Mastercard is also confident that it can play in the BNPL space because it sees all of these newcomers as now having to compete and differentiate.

“We see retailers providing multiple options,” said Toby Puehse, head of innovation and customer solutions for Asia Pacific. “There will be increased competition [among BNPL providers].”

He also notes that most fintechs have yet to experience a full credit cycle.

Crypto

As the firm looks to muscle its way into today’s hottest payments trend, it is also keeping an eye on the horizon.

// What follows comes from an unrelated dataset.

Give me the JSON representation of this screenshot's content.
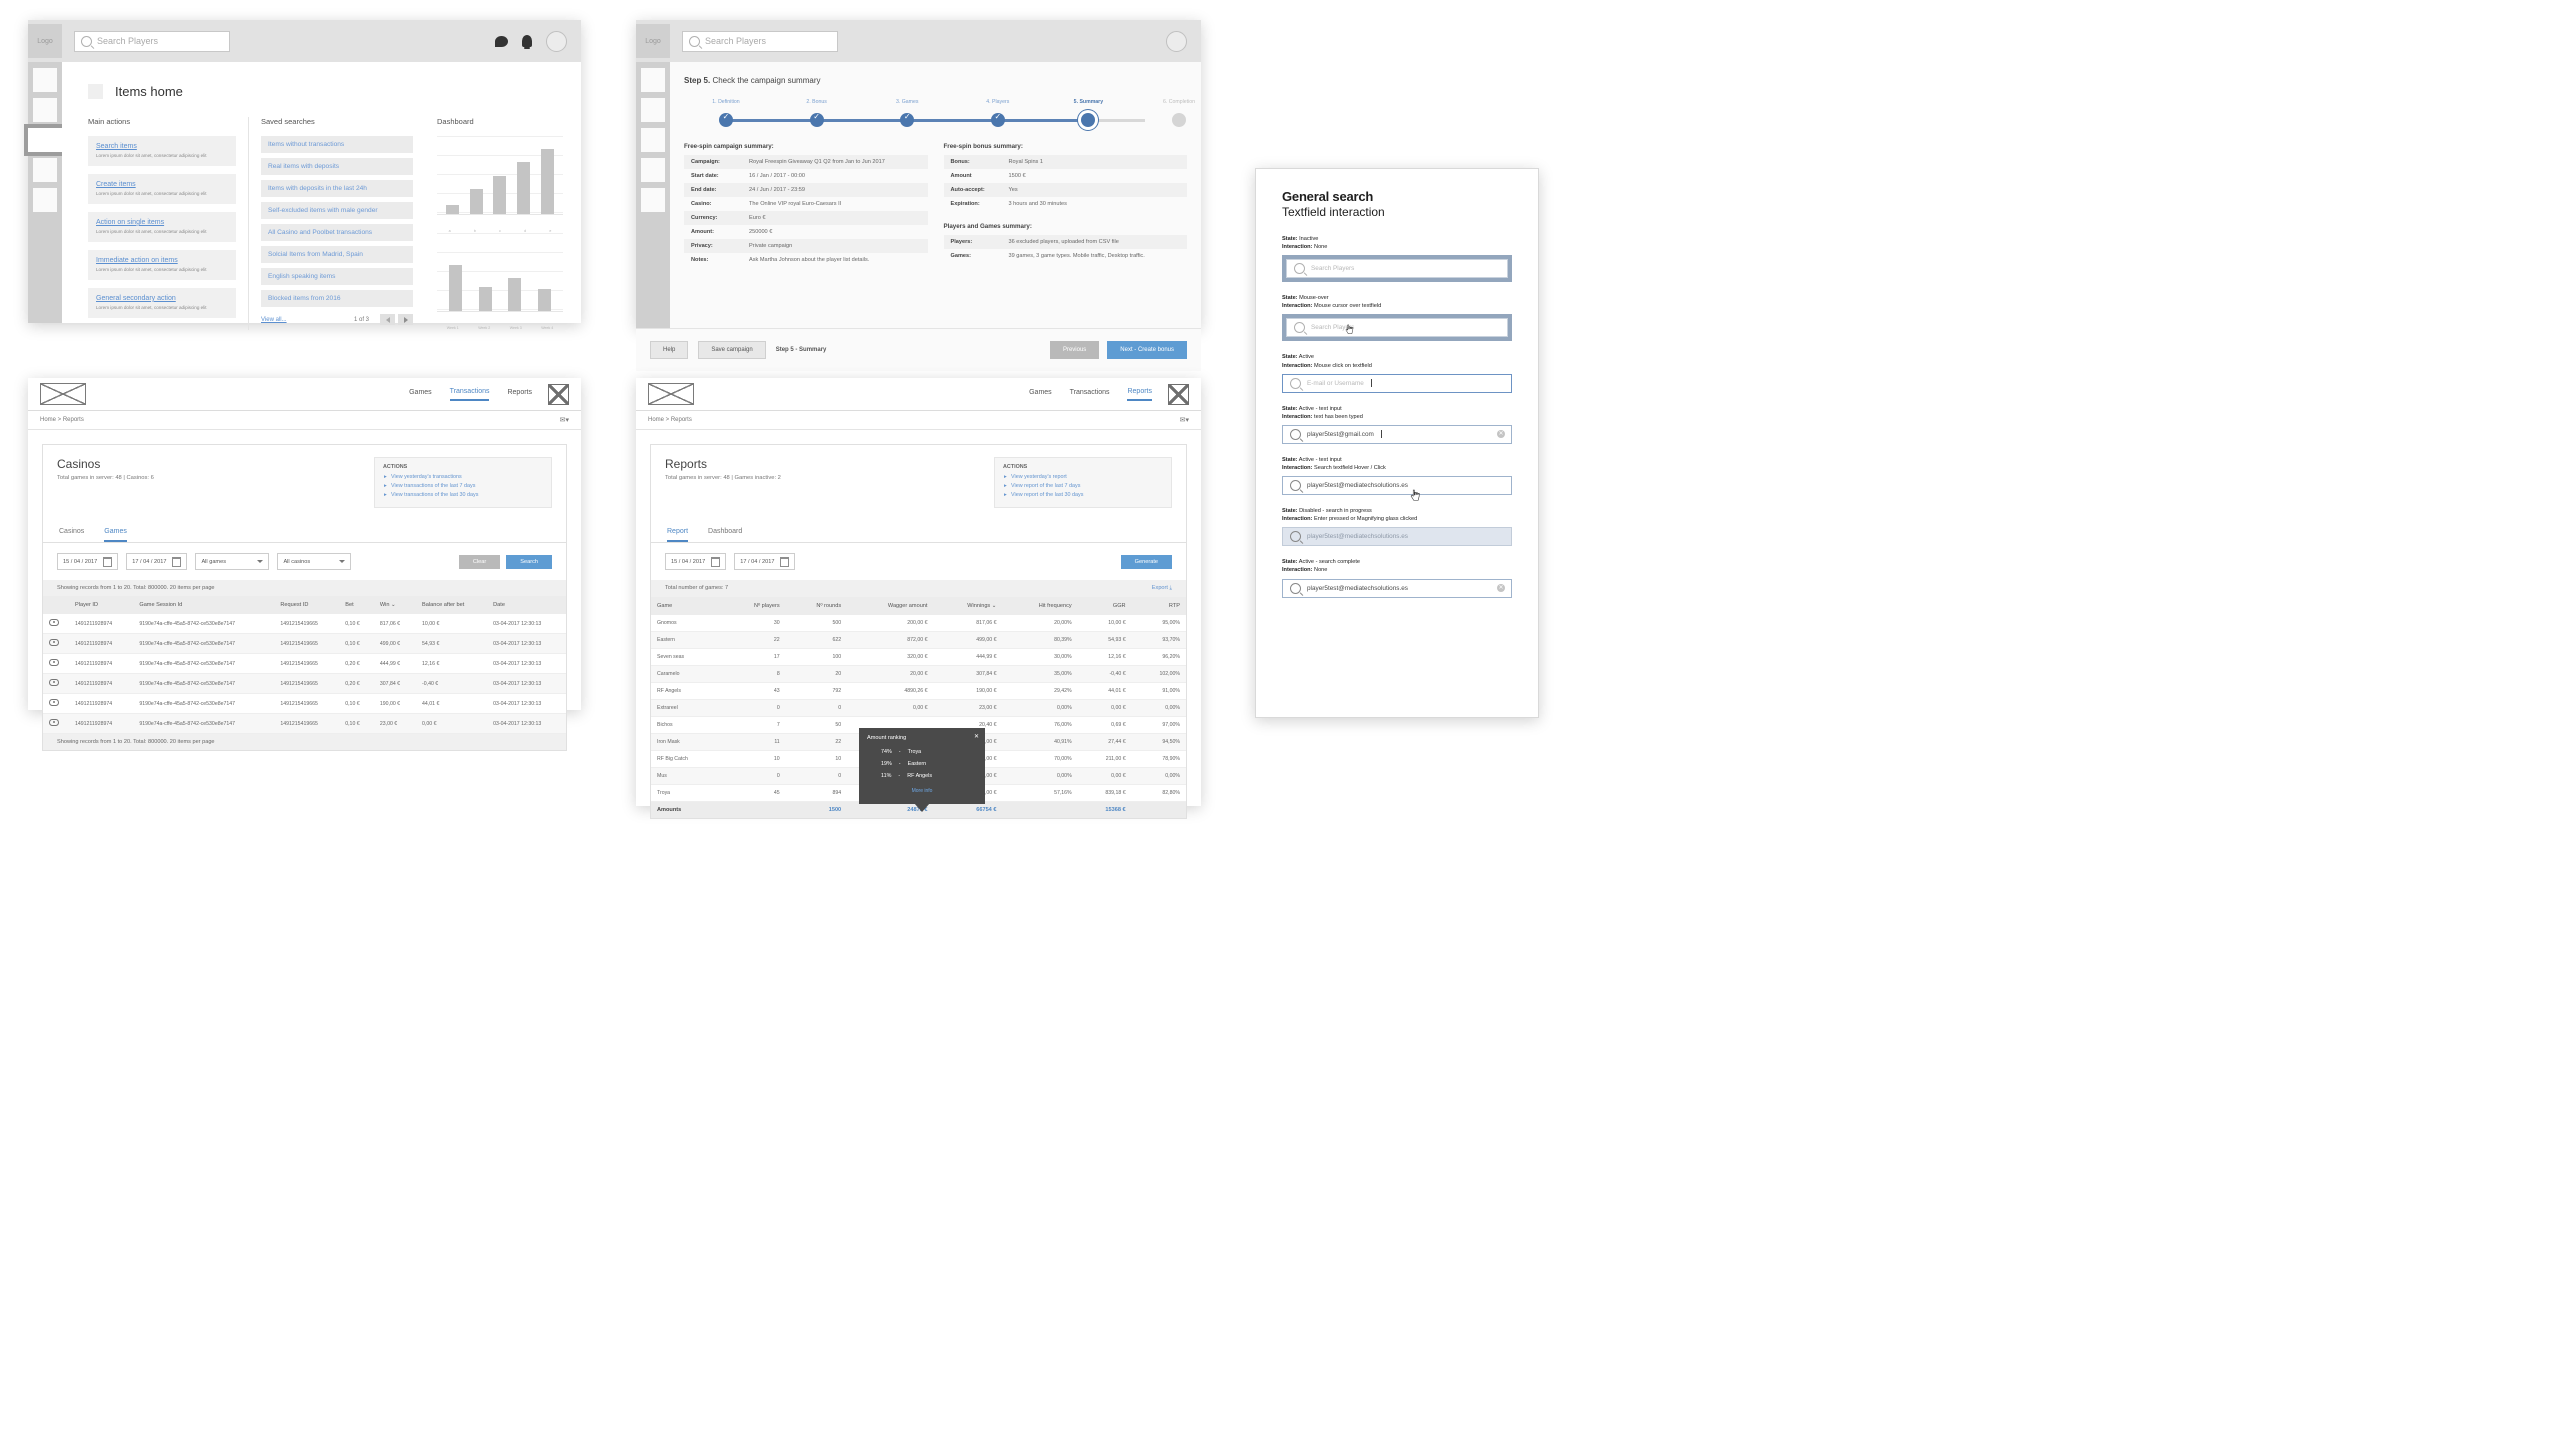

To that end it is now enabling crypto acceptance.

Three Asia-based virtual-asset exchanges will launch crypto-funded Mastercard payment cards: Amber Group in Hong Kong, Bitkub in Thailand, and CoinJar in Australia.

This follows Mastercard rolling out a crypto card program to enable these exchanges bring a compliant card to market.

Puehse acknowledges these cards are unlikely to be used regularly for speculative assets such as bitcoin or ether. But Mastercard enables transactions between fiat and crypto, and it is looking at the issuance of central-bank digital currencies and regulated stablecoins as drivers of mainstream use.

“We will be ready to enable use of stablecoins or CBDCs, domestic or cross-border, on Day One,” as these become available, he said.